Okay, I said, let’s take it one step further. “We all agree that my Swedish-Irish wife is part of our African-American family now. Does she now have the right to use ‘the word’?” Again, there was another very long pause. Rosalyn offered, “If she is willing to work within our cultural norms, our context, and not use it to slam us, well, I suppose it would be okay.”

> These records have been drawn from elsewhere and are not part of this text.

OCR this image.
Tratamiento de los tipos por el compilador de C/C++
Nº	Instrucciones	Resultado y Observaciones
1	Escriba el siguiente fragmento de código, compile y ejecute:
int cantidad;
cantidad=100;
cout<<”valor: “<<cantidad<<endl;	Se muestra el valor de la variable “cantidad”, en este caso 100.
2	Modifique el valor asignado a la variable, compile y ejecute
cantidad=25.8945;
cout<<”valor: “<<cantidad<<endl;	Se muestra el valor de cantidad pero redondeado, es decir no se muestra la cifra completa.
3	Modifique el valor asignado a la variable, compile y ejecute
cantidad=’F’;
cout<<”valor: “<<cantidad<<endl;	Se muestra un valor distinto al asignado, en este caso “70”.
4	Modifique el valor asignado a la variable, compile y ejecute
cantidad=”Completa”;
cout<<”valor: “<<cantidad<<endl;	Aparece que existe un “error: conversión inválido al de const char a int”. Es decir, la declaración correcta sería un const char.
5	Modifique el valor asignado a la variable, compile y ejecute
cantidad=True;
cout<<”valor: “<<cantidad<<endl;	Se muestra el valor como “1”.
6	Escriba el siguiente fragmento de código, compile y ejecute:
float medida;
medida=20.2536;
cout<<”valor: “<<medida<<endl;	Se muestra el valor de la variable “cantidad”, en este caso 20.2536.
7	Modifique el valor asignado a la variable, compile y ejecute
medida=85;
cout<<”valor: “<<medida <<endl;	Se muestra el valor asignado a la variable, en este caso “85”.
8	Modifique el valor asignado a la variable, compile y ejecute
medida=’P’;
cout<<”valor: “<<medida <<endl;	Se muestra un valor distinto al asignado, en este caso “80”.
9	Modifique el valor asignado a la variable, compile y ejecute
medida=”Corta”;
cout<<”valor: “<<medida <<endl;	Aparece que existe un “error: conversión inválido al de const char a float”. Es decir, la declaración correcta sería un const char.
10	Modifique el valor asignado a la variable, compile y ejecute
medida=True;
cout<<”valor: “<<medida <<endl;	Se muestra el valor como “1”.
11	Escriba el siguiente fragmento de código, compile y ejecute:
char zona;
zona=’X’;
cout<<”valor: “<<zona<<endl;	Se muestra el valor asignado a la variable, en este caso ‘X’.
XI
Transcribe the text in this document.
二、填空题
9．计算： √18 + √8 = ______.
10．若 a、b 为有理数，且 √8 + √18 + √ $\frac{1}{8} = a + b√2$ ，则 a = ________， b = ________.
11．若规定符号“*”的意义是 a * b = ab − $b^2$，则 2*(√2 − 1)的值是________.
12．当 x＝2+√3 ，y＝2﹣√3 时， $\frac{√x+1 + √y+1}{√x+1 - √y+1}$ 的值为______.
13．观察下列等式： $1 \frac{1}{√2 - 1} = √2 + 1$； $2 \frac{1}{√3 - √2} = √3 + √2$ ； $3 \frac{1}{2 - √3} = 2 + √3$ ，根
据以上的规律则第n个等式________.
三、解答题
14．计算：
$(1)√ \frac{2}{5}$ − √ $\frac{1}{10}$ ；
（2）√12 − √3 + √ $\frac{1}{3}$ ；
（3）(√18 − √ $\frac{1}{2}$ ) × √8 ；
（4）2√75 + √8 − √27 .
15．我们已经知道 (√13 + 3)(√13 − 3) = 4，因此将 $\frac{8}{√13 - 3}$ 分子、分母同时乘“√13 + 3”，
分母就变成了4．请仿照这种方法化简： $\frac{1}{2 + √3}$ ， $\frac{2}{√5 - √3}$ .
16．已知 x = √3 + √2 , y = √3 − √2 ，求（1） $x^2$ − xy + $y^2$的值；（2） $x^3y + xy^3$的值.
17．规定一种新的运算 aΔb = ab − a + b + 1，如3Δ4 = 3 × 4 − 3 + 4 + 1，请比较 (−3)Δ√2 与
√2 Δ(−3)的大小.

My sisters’ views are consistent with those discussed in Randall Kennedy’s bestselling Nigger: The Strange Career of a Troublesome Word. Kennedy, a Harvard Law professor, wrote that acceptable use of “nigger” depended on whether the user was trustworthy as far as black people were concerned. If the person was not a true friend of the “brothas and the sistahs,” then he or she was not to be trusted with the word. By that definition, for Supreme Court Justice Clarence Thomas to be caught saying “nigger” would be a lynchable offense. Most African Americans see him as a Judas. Lyndon Johnson, however, who, as architect of the most sweeping civil rights legislation since the Civil War gained considerable credibility among black people, could be forgiven for his remarks to an aide in choosing to appoint the dark and well-known Thurgood Marshall over the lighter skinned and virtually unknown A. Leon Higginbotham: “The only two people who have heard of Judge Higginbotham are you and his momma. When I appoint a nigger to the Supreme Court, I want everyone to know he’s a nigger.”
Are there any lessons from my musings with my sisters for the Rich Staneks of the world, who, as they floated along the river of life, have said “nigger,” “spook,” or “jigaboo.” Clearly, “nigger” is a loaded word, one that must be handled with extreme care, especially if the user is anyone other than a black person.
However, it doesn’t matter if it’s Rich Stanek or Clarence Thomas, if a person has not demonstrated that he can be a trustworthy ally of black people, then being outed as having uttered “nigger” is a crime for which the statute of limitations never runs out.